Less stuff, more time.


It's not just crystal candy dishes we have to be wary of either. All those toys, clothes, holiday decor you were gifted. It all takes up space in your home. Whether you believe me or don't, every item in your home costs you something. It costs you space that could be better utilized. It costs you time in cleaning it up, reorganizing it. It costs you energy you do not have to spare - to dust it, put it back, store it. But mostly, visually clutter and disorder fuels anxiety even when it feels like it's comforting. At best it's masking and preventing you from growing and overcoming.


It feels like comfort, but what it really does is insulate you from managing your emotions, your life, your work, your relationships and fulfilling your purpose. It sedates you, lulls you into complacency. It gives you something "else" to do, instead of what you need to do. Despite all the social media posts that click bait you with "Messy People Are Smarter" headlines, you do not thrive within the confines of clutter.


You might feel cozy but you won't ever have lasting peace or live your best life. I'm a convert to less. I used to name my cars and I wanted all my things where I could "enjoy them". Now I want to be untethered to material possessions. I am fiercely attached to people just not the stuff they gift me.

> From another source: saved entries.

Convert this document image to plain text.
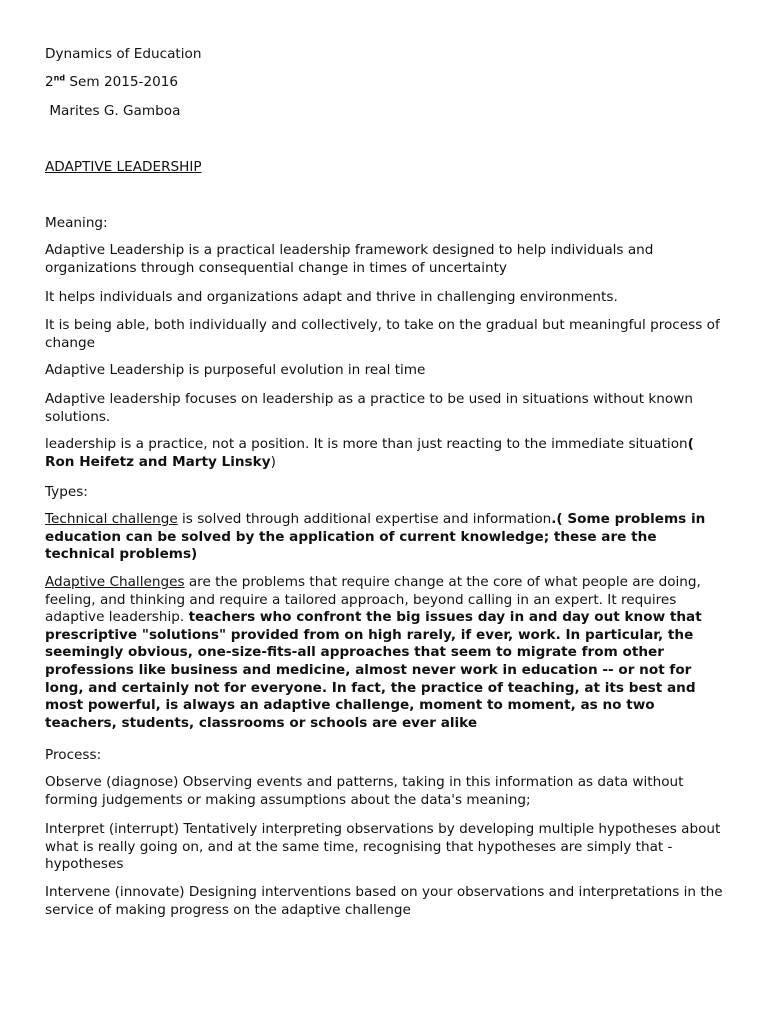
Dynamics of Education
2nd Sem 2015-2016
Marites G. Gamboa
ADAPTIVE LEADERSHIP
Meaning:
Adaptive Leadership is a practical leadership framework designed to help individuals and organizations through consequential change in times of uncertainty
It helps individuals and organizations adapt and thrive in challenging environments.
It is being able, both individually and collectively, to take on the gradual but meaningful process of change
Adaptive Leadership is purposeful evolution in real time
Adaptive leadership focuses on leadership as a practice to be used in situations without known solutions.
leadership is a practice, not a position. It is more than just reacting to the immediate situation( Ron Heifetz and Marty Linsky)
Types:
Technical challenge is solved through additional expertise and information.( Some problems in education can be solved by the application of current knowledge; these are the technical problems)
Adaptive Challenges are the problems that require change at the core of what people are doing, feeling, and thinking and require a tailored approach, beyond calling in an expert. It requires adaptive leadership. teachers who confront the big issues day in and day out know that prescriptive "solutions" provided from on high rarely, if ever, work. In particular, the seemingly obvious, one-size-fits-all approaches that seem to migrate from other professions like business and medicine, almost never work in education -- or not for long, and certainly not for everyone. In fact, the practice of teaching, at its best and most powerful, is always an adaptive challenge, moment to moment, as no two teachers, students, classrooms or schools are ever alike
Process:
Observe (diagnose) Observing events and patterns, taking in this information as data without forming judgements or making assumptions about the data's meaning;
Interpret (interrupt) Tentatively interpreting observations by developing multiple hypotheses about what is really going on, and at the same time, recognising that hypotheses are simply that - hypotheses
Intervene (innovate) Designing interventions based on your observations and interpretations in the service of making progress on the adaptive challenge
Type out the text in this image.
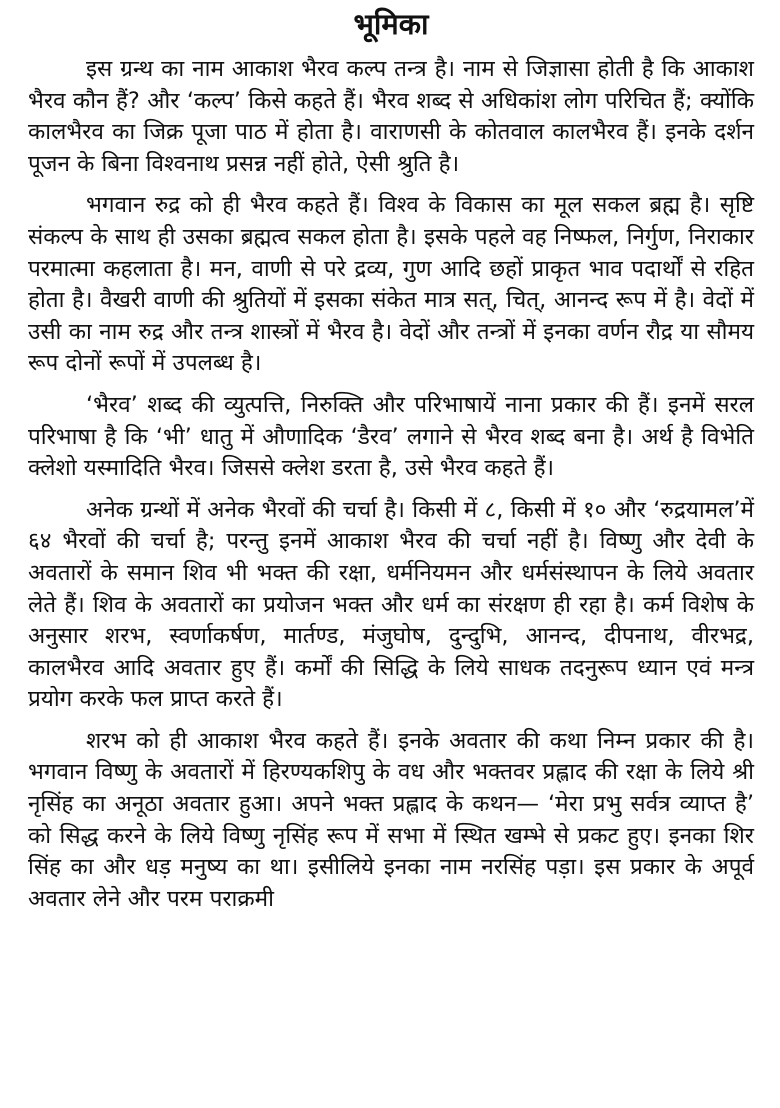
भूमिका

इस ग्रन्थ का नाम आकाश भैरव कल्प तन्त्र है। नाम से जिज्ञासा होती है कि आकाश भैरव कौन हैं? और ‘कल्प’ किसे कहते हैं। भैरव शब्द से अधिकांश लोग परिचित हैं; क्योंकि कालभैरव का जिक्र पूजा पाठ में होता है। वाराणसी के कोतवाल कालभैरव हैं। इनके दर्शन पूजन के बिना विश्वनाथ प्रसन्न नहीं होते, ऐसी श्रुति है।

भगवान रुद्र को ही भैरव कहते हैं। विश्व के विकास का मूल सकल ब्रह्म है। सृष्टि संकल्प के साथ ही उसका ब्रह्मत्व सकल होता है। इसके पहले वह निष्फल, निर्गुण, निराकार परमात्मा कहलाता है। मन, वाणी से परे द्रव्य, गुण आदि छहों प्राकृत भाव पदार्थों से रहित होता है। वैखरी वाणी की श्रुतियों में इसका संकेत मात्र सत्, चित्, आनन्द रूप में है। वेदों में उसी का नाम रुद्र और तन्त्र शास्त्रों में भैरव है। वेदों और तन्त्रों में इनका वर्णन रौद्र या सौमय रूप दोनों रूपों में उपलब्ध है।

‘भैरव’ शब्द की व्युत्पत्ति, निरुक्ति और परिभाषायें नाना प्रकार की हैं। इनमें सरल परिभाषा है कि ‘भी’ धातु में औणादिक ‘डैरव’ लगाने से भैरव शब्द बना है। अर्थ है विभेति क्लेशो यस्मादिति भैरव। जिससे क्लेश डरता है, उसे भैरव कहते हैं।

अनेक ग्रन्थों में अनेक भैरवों की चर्चा है। किसी में ८, किसी में १० और ‘रुद्रयामल’में ६४ भैरवों की चर्चा है; परन्तु इनमें आकाश भैरव की चर्चा नहीं है। विष्णु और देवी के अवतारों के समान शिव भी भक्त की रक्षा, धर्मनियमन और धर्मसंस्थापन के लिये अवतार लेते हैं। शिव के अवतारों का प्रयोजन भक्त और धर्म का संरक्षण ही रहा है। कर्म विशेष के अनुसार शरभ, स्वर्णाकर्षण, मार्तण्ड, मंजुघोष, दुन्दुभि, आनन्द, दीपनाथ, वीरभद्र, कालभैरव आदि अवतार हुए हैं। कर्मों की सिद्धि के लिये साधक तदनुरूप ध्यान एवं मन्त्र प्रयोग करके फल प्राप्त करते हैं।

शरभ को ही आकाश भैरव कहते हैं। इनके अवतार की कथा निम्न प्रकार की है। भगवान विष्णु के अवतारों में हिरण्यकशिपु के वध और भक्तवर प्रह्लाद की रक्षा के लिये श्री नृसिंह का अनूठा अवतार हुआ। अपने भक्त प्रह्लाद के कथन— ‘मेरा प्रभु सर्वत्र व्याप्त है’ को सिद्ध करने के लिये विष्णु नृसिंह रूप में सभा में स्थित खम्भे से प्रकट हुए। इनका शिर सिंह का और धड़ मनुष्य का था। इसीलिये इनका नाम नरसिंह पड़ा। इस प्रकार के अपूर्व अवतार लेने और परम पराक्रमी
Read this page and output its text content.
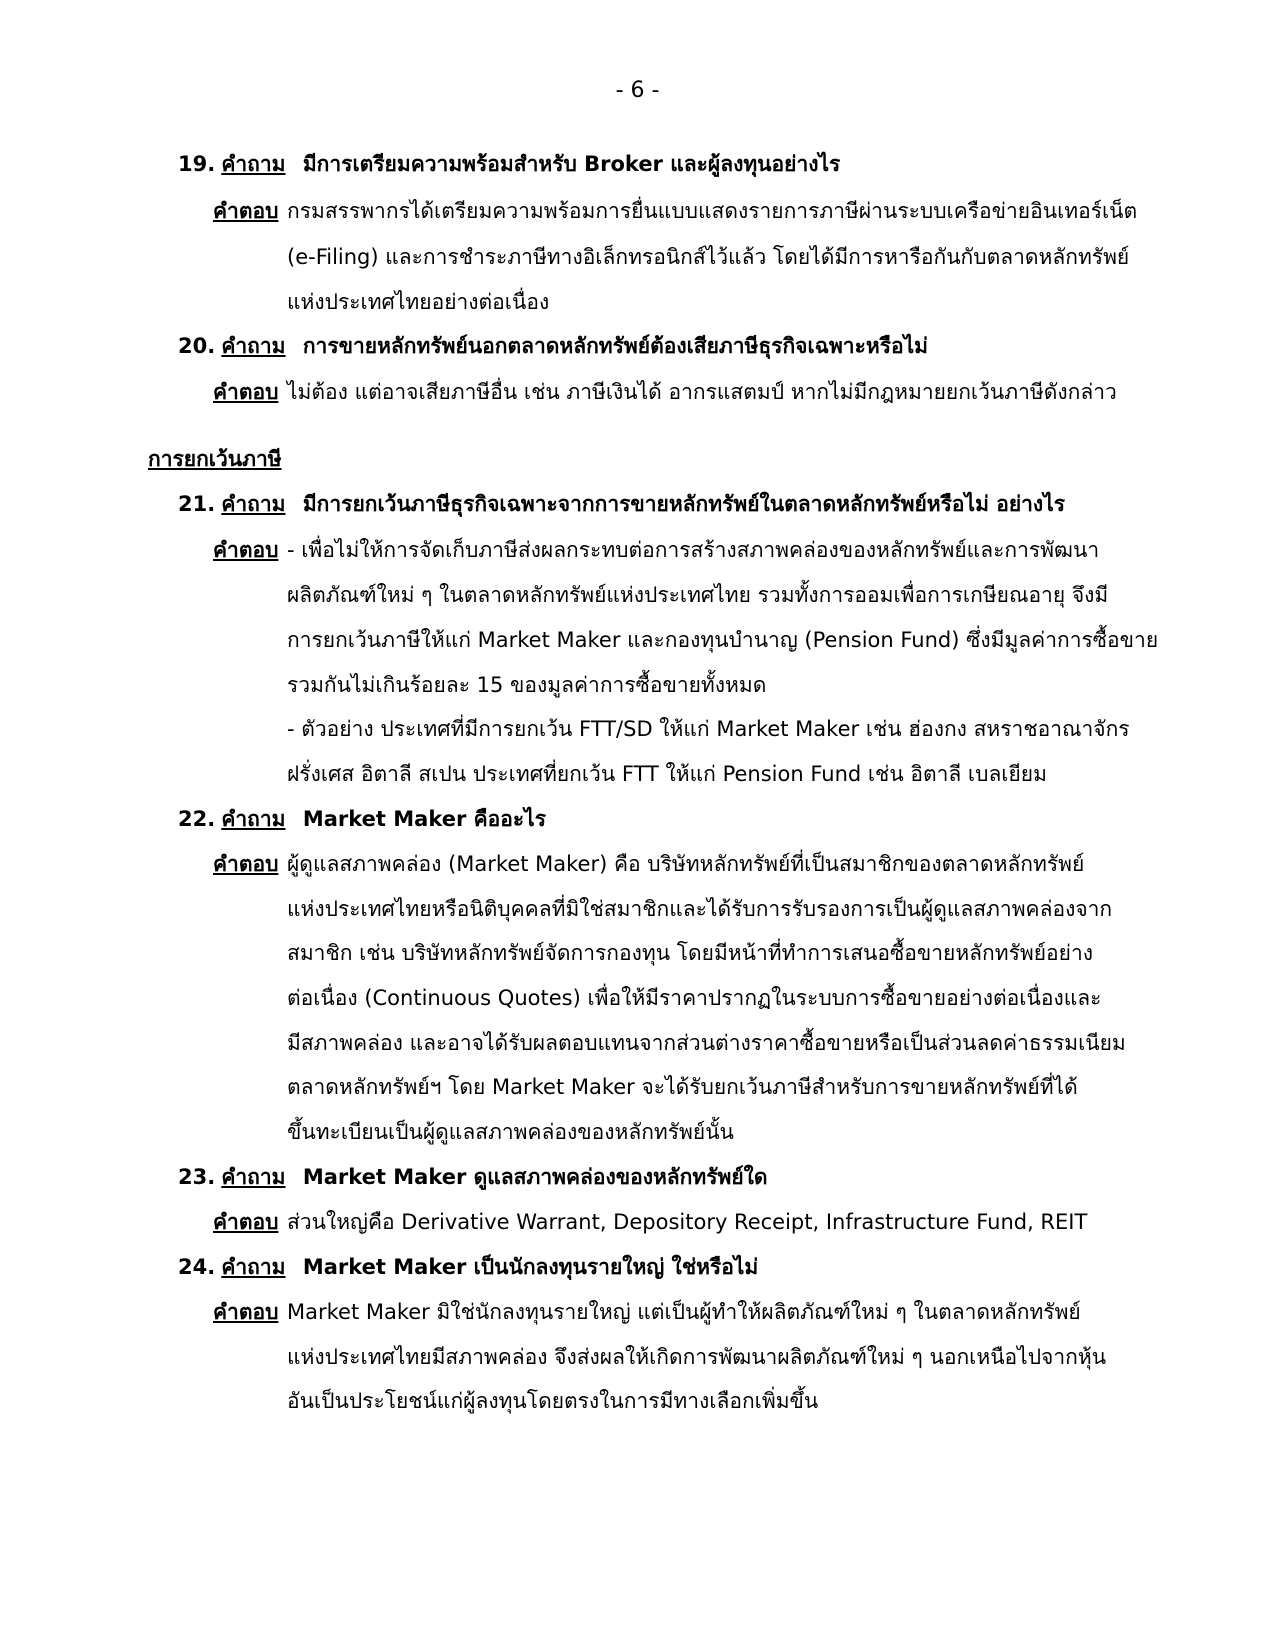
- 6 -
19. คำถาม มีการเตรียมความพร้อมสำหรับ Broker และผู้ลงทุนอย่างไร
คำตอบ กรมสรรพากรได้เตรียมความพร้อมการยื่นแบบแสดงรายการภาษีผ่านระบบเครือข่ายอินเทอร์เน็ต
(e-Filing) และการชำระภาษีทางอิเล็กทรอนิกส์ไว้แล้ว โดยได้มีการหารือกันกับตลาดหลักทรัพย์
แห่งประเทศไทยอย่างต่อเนื่อง
20. คำถาม การขายหลักทรัพย์นอกตลาดหลักทรัพย์ต้องเสียภาษีธุรกิจเฉพาะหรือไม่
คำตอบ ไม่ต้อง แต่อาจเสียภาษีอื่น เช่น ภาษีเงินได้ อากรแสตมป์ หากไม่มีกฎหมายยกเว้นภาษีดังกล่าว
การยกเว้นภาษี
21. คำถาม มีการยกเว้นภาษีธุรกิจเฉพาะจากการขายหลักทรัพย์ในตลาดหลักทรัพย์หรือไม่ อย่างไร
คำตอบ - เพื่อไม่ให้การจัดเก็บภาษีส่งผลกระทบต่อการสร้างสภาพคล่องของหลักทรัพย์และการพัฒนา
ผลิตภัณฑ์ใหม่ ๆ ในตลาดหลักทรัพย์แห่งประเทศไทย รวมทั้งการออมเพื่อการเกษียณอายุ จึงมี
การยกเว้นภาษีให้แก่ Market Maker และกองทุนบำนาญ (Pension Fund) ซึ่งมีมูลค่าการซื้อขาย
รวมกันไม่เกินร้อยละ 15 ของมูลค่าการซื้อขายทั้งหมด
- ตัวอย่าง ประเทศที่มีการยกเว้น FTT/SD ให้แก่ Market Maker เช่น ฮ่องกง สหราชอาณาจักร
ฝรั่งเศส อิตาลี สเปน ประเทศที่ยกเว้น FTT ให้แก่ Pension Fund เช่น อิตาลี เบลเยียม
22. คำถาม Market Maker คืออะไร
คำตอบ ผู้ดูแลสภาพคล่อง (Market Maker) คือ บริษัทหลักทรัพย์ที่เป็นสมาชิกของตลาดหลักทรัพย์
แห่งประเทศไทยหรือนิติบุคคลที่มิใช่สมาชิกและได้รับการรับรองการเป็นผู้ดูแลสภาพคล่องจาก
สมาชิก เช่น บริษัทหลักทรัพย์จัดการกองทุน โดยมีหน้าที่ทำการเสนอซื้อขายหลักทรัพย์อย่าง
ต่อเนื่อง (Continuous Quotes) เพื่อให้มีราคาปรากฏในระบบการซื้อขายอย่างต่อเนื่องและ
มีสภาพคล่อง และอาจได้รับผลตอบแทนจากส่วนต่างราคาซื้อขายหรือเป็นส่วนลดค่าธรรมเนียม
ตลาดหลักทรัพย์ฯ โดย Market Maker จะได้รับยกเว้นภาษีสำหรับการขายหลักทรัพย์ที่ได้
ขึ้นทะเบียนเป็นผู้ดูแลสภาพคล่องของหลักทรัพย์นั้น
23. คำถาม Market Maker ดูแลสภาพคล่องของหลักทรัพย์ใด
คำตอบ ส่วนใหญ่คือ Derivative Warrant, Depository Receipt, Infrastructure Fund, REIT
24. คำถาม Market Maker เป็นนักลงทุนรายใหญ่ ใช่หรือไม่
คำตอบ Market Maker มิใช่นักลงทุนรายใหญ่ แต่เป็นผู้ทำให้ผลิตภัณฑ์ใหม่ ๆ ในตลาดหลักทรัพย์
แห่งประเทศไทยมีสภาพคล่อง จึงส่งผลให้เกิดการพัฒนาผลิตภัณฑ์ใหม่ ๆ นอกเหนือไปจากหุ้น
อันเป็นประโยชน์แก่ผู้ลงทุนโดยตรงในการมีทางเลือกเพิ่มขึ้น
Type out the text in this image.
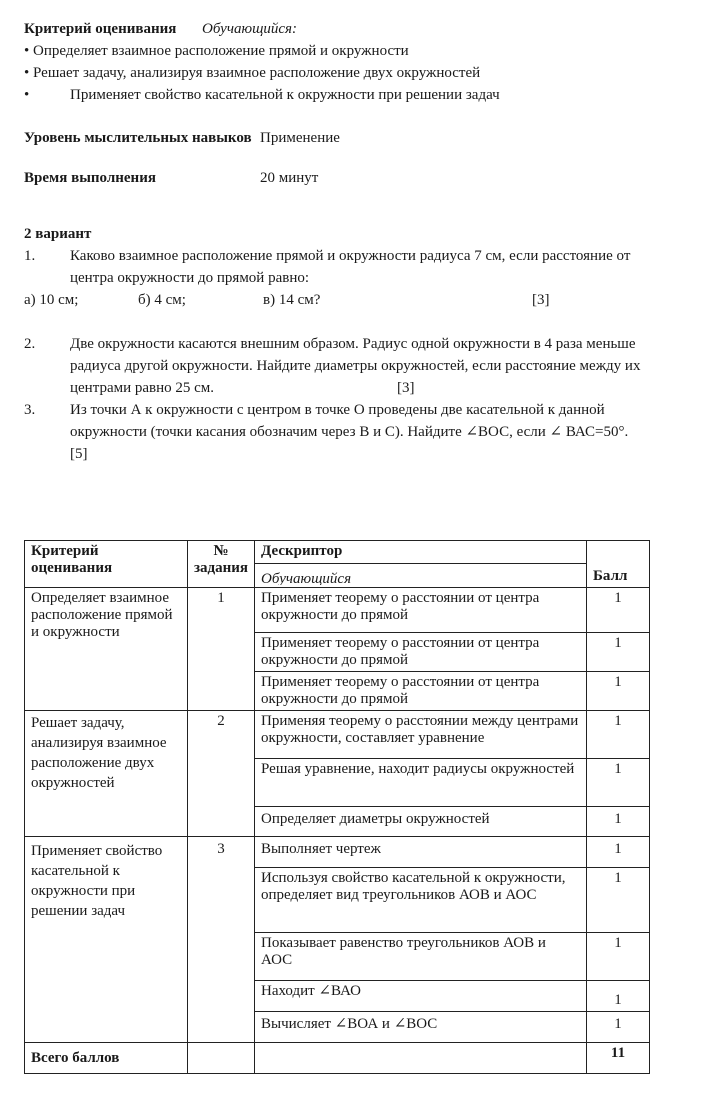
Критерий оценивания Обучающийся:
• Определяет взаимное расположение прямой и окружности
• Решает задачу, анализируя взаимное расположение двух окружностей
•	Применяет свойство касательной к окружности при решении задач
Уровень мыслительных навыков Применение
Время выполнения	20 минут
2 вариант
1. Каково взаимное расположение прямой и окружности радиуса 7 см, если расстояние от
центра окружности до прямой равно:
а) 10 см;	б) 4 см;	в) 14 см?	[3]
2. Две окружности касаются внешним образом. Радиус одной окружности в 4 раза меньше
радиуса другой окружности. Найдите диаметры окружностей, если расстояние между их
центрами равно 25 см.	[3]
3. Из точки А к окружности с центром в точке О проведены две касательной к данной
окружности (точки касания обозначим через В и С). Найдите ∠ВОС, если ∠ ВАС=50°.
[5]
Критерий оценивания	№ задания	Дескриптор	

		Обучающийся	Балл
Определяет взаимное расположение прямой и окружности	1	Применяет теорему о расстоянии от центра окружности до прямой	1

		Применяет теорему о расстоянии от центра окружности до прямой	1

		Применяет теорему о расстоянии от центра окружности до прямой	1
Решает задачу, анализируя взаимное расположение двух окружностей	2	Применяя теорему о расстоянии между центрами окружности, составляет уравнение	1
		Решая уравнение, находит радиусы окружностей	1
		Определяет диаметры окружностей	1
Применяет свойство касательной к окружности при решении задач	3	Выполняет чертеж	1
		Используя свойство касательной к окружности, определяет вид треугольников АОВ и АОС	1
		Показывает равенство треугольников АОВ и АОС	1
		Находит ∠ВАО	1
		Вычисляет ∠ВОА и ∠ВОС	1
Всего баллов			11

The thing isn't the person.

Life is well lived within the walls of my home and the world is outside waiting to be explored. It's important to take time to consider our attachments. Sometimes holding on to the things satisfies our emotional relationship. By holding on to Aunt Loretta's wedding gift we have evidence that we love her, that she matters. We can breathe easy, guilt-free. Box checked.

But the harder truth to face is that we don't go visit Aunt Loretta. We don't drop her notes, or cards or pick up the phone and check on her after her knee surgery. That's hard. That's time and effort, commitment. That's on us. It's much less work to treasure the gift, than to treasure the giver. Purge the stuff and spend time with people instead of dusting.